FERIVer: An FPGA-assisted Emulated Framework for RTL Verification of RISC-V Processors

Abstract

FERIVer is a novel FPGA-assisted System-on-Chip framework designed to accelerate the Register Transfer Level (RTL) verification of RISC-V processors. It resolves the traditional trade-off between speed and accuracy by leveraging an embedded CPU for cross-verification against synthesized hardware on programmable fabrics.
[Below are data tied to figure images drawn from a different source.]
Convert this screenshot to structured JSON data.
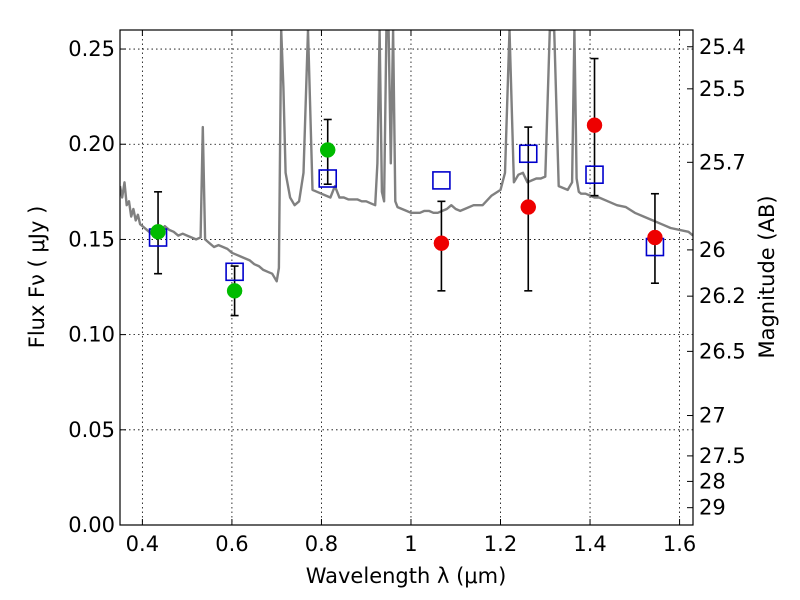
{
  "chart_data": {
    "type": "scatter",
    "xlabel": "Wavelength  λ (μm)",
    "ylabel": "Flux  Fν  ( μJy )",
    "y2label": "Magnitude (AB)",
    "xlim": [
      0.35,
      1.63
    ],
    "ylim": [
      0.0,
      0.26
    ],
    "x_ticks": [
      0.4,
      0.6,
      0.8,
      1.0,
      1.2,
      1.4,
      1.6
    ],
    "x_tick_labels": [
      "0.4",
      "0.6",
      "0.8",
      "1",
      "1.2",
      "1.4",
      "1.6"
    ],
    "y_ticks": [
      0.0,
      0.05,
      0.1,
      0.15,
      0.2,
      0.25
    ],
    "y_tick_labels": [
      "0.00",
      "0.05",
      "0.10",
      "0.15",
      "0.20",
      "0.25"
    ],
    "y2_ticks": [
      {
        "label": "25.4",
        "flux": 0.2512
      },
      {
        "label": "25.5",
        "flux": 0.2291
      },
      {
        "label": "25.7",
        "flux": 0.1905
      },
      {
        "label": "26",
        "flux": 0.1445
      },
      {
        "label": "26.2",
        "flux": 0.1202
      },
      {
        "label": "26.5",
        "flux": 0.0912
      },
      {
        "label": "27",
        "flux": 0.0575
      },
      {
        "label": "27.5",
        "flux": 0.0363
      },
      {
        "label": "28",
        "flux": 0.0229
      },
      {
        "label": "29",
        "flux": 0.0091
      }
    ],
    "grid": true,
    "colors": {
      "model": "#808080",
      "green_points": "#00bb00",
      "red_points": "#ee0000",
      "boxes": "#0000cc",
      "errorbars": "#000000"
    },
    "series": [
      {
        "marker": "line",
        "color": "#808080",
        "x": [
          0.35,
          0.355,
          0.36,
          0.365,
          0.37,
          0.375,
          0.38,
          0.385,
          0.39,
          0.395,
          0.4,
          0.41,
          0.42,
          0.43,
          0.44,
          0.45,
          0.46,
          0.47,
          0.48,
          0.49,
          0.5,
          0.51,
          0.52,
          0.53,
          0.535,
          0.54,
          0.55,
          0.56,
          0.57,
          0.58,
          0.59,
          0.6,
          0.61,
          0.62,
          0.63,
          0.64,
          0.65,
          0.66,
          0.67,
          0.68,
          0.69,
          0.7,
          0.705,
          0.71,
          0.715,
          0.72,
          0.73,
          0.74,
          0.75,
          0.76,
          0.77,
          0.78,
          0.79,
          0.8,
          0.81,
          0.82,
          0.83,
          0.84,
          0.85,
          0.86,
          0.87,
          0.88,
          0.89,
          0.9,
          0.91,
          0.92,
          0.925,
          0.93,
          0.935,
          0.94,
          0.945,
          0.95,
          0.955,
          0.96,
          0.965,
          0.97,
          0.98,
          0.99,
          1.0,
          1.01,
          1.02,
          1.03,
          1.04,
          1.05,
          1.06,
          1.07,
          1.08,
          1.09,
          1.1,
          1.11,
          1.12,
          1.14,
          1.16,
          1.18,
          1.2,
          1.21,
          1.22,
          1.23,
          1.24,
          1.25,
          1.26,
          1.27,
          1.28,
          1.29,
          1.3,
          1.31,
          1.32,
          1.33,
          1.34,
          1.35,
          1.36,
          1.365,
          1.37,
          1.375,
          1.38,
          1.39,
          1.4,
          1.41,
          1.42,
          1.44,
          1.46,
          1.48,
          1.5,
          1.52,
          1.54,
          1.56,
          1.58,
          1.6,
          1.62,
          1.63
        ],
        "y": [
          0.178,
          0.172,
          0.18,
          0.168,
          0.17,
          0.162,
          0.166,
          0.16,
          0.163,
          0.158,
          0.157,
          0.155,
          0.153,
          0.156,
          0.154,
          0.157,
          0.155,
          0.154,
          0.152,
          0.153,
          0.152,
          0.151,
          0.15,
          0.151,
          0.209,
          0.15,
          0.148,
          0.146,
          0.147,
          0.146,
          0.145,
          0.143,
          0.142,
          0.141,
          0.14,
          0.139,
          0.137,
          0.136,
          0.134,
          0.133,
          0.132,
          0.128,
          0.135,
          0.26,
          0.23,
          0.185,
          0.172,
          0.168,
          0.17,
          0.185,
          0.26,
          0.176,
          0.175,
          0.174,
          0.173,
          0.172,
          0.178,
          0.172,
          0.172,
          0.171,
          0.171,
          0.171,
          0.17,
          0.17,
          0.169,
          0.168,
          0.19,
          0.26,
          0.175,
          0.17,
          0.26,
          0.26,
          0.19,
          0.26,
          0.17,
          0.167,
          0.166,
          0.165,
          0.164,
          0.164,
          0.164,
          0.165,
          0.165,
          0.164,
          0.164,
          0.165,
          0.166,
          0.168,
          0.166,
          0.165,
          0.166,
          0.168,
          0.168,
          0.173,
          0.176,
          0.185,
          0.26,
          0.18,
          0.184,
          0.185,
          0.18,
          0.181,
          0.182,
          0.182,
          0.183,
          0.26,
          0.26,
          0.178,
          0.177,
          0.176,
          0.18,
          0.26,
          0.182,
          0.175,
          0.174,
          0.174,
          0.173,
          0.172,
          0.172,
          0.17,
          0.168,
          0.167,
          0.164,
          0.162,
          0.16,
          0.158,
          0.156,
          0.155,
          0.154,
          0.152
        ]
      },
      {
        "marker": "circle",
        "color": "#00bb00",
        "points": [
          {
            "x": 0.435,
            "y": 0.154
          },
          {
            "x": 0.606,
            "y": 0.123
          },
          {
            "x": 0.814,
            "y": 0.197
          }
        ]
      },
      {
        "marker": "circle",
        "color": "#ee0000",
        "points": [
          {
            "x": 1.068,
            "y": 0.148
          },
          {
            "x": 1.262,
            "y": 0.167
          },
          {
            "x": 1.41,
            "y": 0.21
          },
          {
            "x": 1.545,
            "y": 0.151
          }
        ]
      },
      {
        "marker": "square",
        "color": "#0000cc",
        "points": [
          {
            "x": 0.435,
            "y": 0.151
          },
          {
            "x": 0.606,
            "y": 0.133
          },
          {
            "x": 0.814,
            "y": 0.182
          },
          {
            "x": 1.068,
            "y": 0.181
          },
          {
            "x": 1.262,
            "y": 0.195
          },
          {
            "x": 1.41,
            "y": 0.184
          },
          {
            "x": 1.545,
            "y": 0.146
          }
        ]
      },
      {
        "marker": "errorbar",
        "color": "#000000",
        "bars": [
          {
            "x": 0.435,
            "low": 0.132,
            "high": 0.175
          },
          {
            "x": 0.606,
            "low": 0.11,
            "high": 0.136
          },
          {
            "x": 0.814,
            "low": 0.179,
            "high": 0.213
          },
          {
            "x": 1.068,
            "low": 0.123,
            "high": 0.17
          },
          {
            "x": 1.262,
            "low": 0.123,
            "high": 0.209
          },
          {
            "x": 1.41,
            "low": 0.173,
            "high": 0.245
          },
          {
            "x": 1.545,
            "low": 0.127,
            "high": 0.174
          }
        ]
      }
    ]
  }
}
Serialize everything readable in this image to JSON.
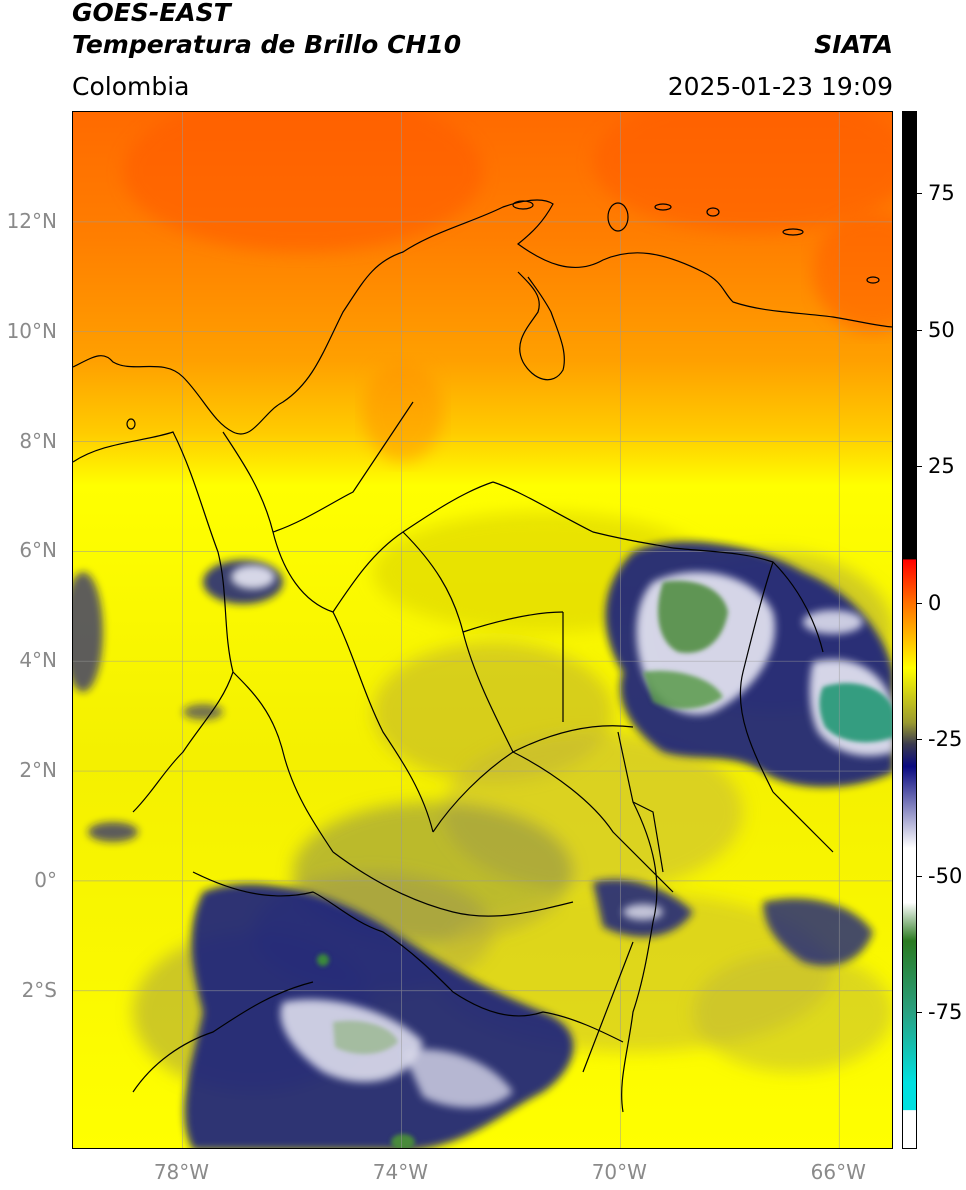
{
  "header": {
    "satellite": "GOES-EAST",
    "product": "Temperatura de Brillo CH10",
    "region": "Colombia",
    "brand": "SIATA",
    "datetime": "2025-01-23 19:09"
  },
  "map": {
    "lon_range": [
      -80.0,
      -65.0
    ],
    "lat_range": [
      -4.9,
      14.0
    ],
    "lat_ticks": [
      {
        "value": 12,
        "label": "12°N"
      },
      {
        "value": 10,
        "label": "10°N"
      },
      {
        "value": 8,
        "label": "8°N"
      },
      {
        "value": 6,
        "label": "6°N"
      },
      {
        "value": 4,
        "label": "4°N"
      },
      {
        "value": 2,
        "label": "2°N"
      },
      {
        "value": 0,
        "label": "0°"
      },
      {
        "value": -2,
        "label": "2°S"
      }
    ],
    "lon_ticks": [
      {
        "value": -78,
        "label": "78°W"
      },
      {
        "value": -74,
        "label": "74°W"
      },
      {
        "value": -70,
        "label": "70°W"
      },
      {
        "value": -66,
        "label": "66°W"
      }
    ],
    "gridlines": true,
    "colors": {
      "warm_orange": "#ff7a00",
      "yellow": "#ffff00",
      "olive": "#b8b040",
      "navy": "#10157a",
      "white": "#ffffff",
      "green": "#4a8a3a",
      "teal": "#2aa080",
      "coastline": "#000000"
    }
  },
  "colorbar": {
    "range": [
      -100,
      90
    ],
    "ticks": [
      {
        "value": 75,
        "label": "75"
      },
      {
        "value": 50,
        "label": "50"
      },
      {
        "value": 25,
        "label": "25"
      },
      {
        "value": 0,
        "label": "0"
      },
      {
        "value": -25,
        "label": "-25"
      },
      {
        "value": -50,
        "label": "-50"
      },
      {
        "value": -75,
        "label": "-75"
      }
    ],
    "stops": [
      {
        "value": 90,
        "color": "#000000"
      },
      {
        "value": 8,
        "color": "#000000"
      },
      {
        "value": 7.9,
        "color": "#ff0000"
      },
      {
        "value": 0,
        "color": "#ff7000"
      },
      {
        "value": -12,
        "color": "#ffff00"
      },
      {
        "value": -22,
        "color": "#9a9a30"
      },
      {
        "value": -26,
        "color": "#3a3a50"
      },
      {
        "value": -30,
        "color": "#0a0a80"
      },
      {
        "value": -45,
        "color": "#ffffff"
      },
      {
        "value": -55,
        "color": "#ffffff"
      },
      {
        "value": -62,
        "color": "#2a7a20"
      },
      {
        "value": -75,
        "color": "#2aa080"
      },
      {
        "value": -88,
        "color": "#00e0e0"
      },
      {
        "value": -93,
        "color": "#00e0e0"
      },
      {
        "value": -93.1,
        "color": "#ffffff"
      },
      {
        "value": -100,
        "color": "#ffffff"
      }
    ]
  }
}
This approach achieves a remarkable verification speed of 5 MIPS, delivering a 150x speedup over Xilinx XSim and a 35x boost compared to Verilator.

Report

Key Highlights

• FERIVer Framework: A proposed FPGA-assisted System-on-Chip (SoC) platform specifically designed for high-speed Register Transfer Level (RTL) verification of RISC-V processors.
• Performance Gain: Achieves a verification speed of 5 Million Instructions Per Second (MIPS).
• Speedup Benchmarks: This performance is 150x faster than the vendor-specific tool (Xilinx XSim) and 35x faster than the state-of-the-art open-source setup (Verilator).
• Efficiency: Enables flexible verification with high time and cost efficiency due to its low resource utilization.

Technical Details

• Architecture: Utilizes an FPGA-assisted SoC platform that combines instruction-level functional simulations with precise hardware emulations.
• Verification Methodology: Implements cross-verification by employing an embedded CPU to compare results against the processor hardware synthesized onto the programmable fabrics.
• Platform Specifics: The framework was developed and tested using the Zynq 7000 FPGA.
• Resource Consumption: The design exhibits high hardware efficiency, occupying less than 7% of the total hardware resources on the Zynq 7000 device.
• Goal: To accelerate the verification process of the RISC-V Instruction Set Architecture (ISA).

Implications

• Accelerated Development Cycle: The 150x speed improvement over commercial simulators fundamentally changes the feasibility of full regression testing and complex verification flows, drastically reducing time-to-market for RISC-V designs.
• Enhanced ISA Exploration: The framework provides a rapid, cost-effective platform for designers to explore new RISC-V instruction set architectures and custom extensions, addressing the challenge of verification efficiency.
• Accessibility: Its reliance on established Zynq platforms and its low hardware footprint (under 7%) makes advanced, high-speed emulation verification accessible to a wider range of development teams and budgets.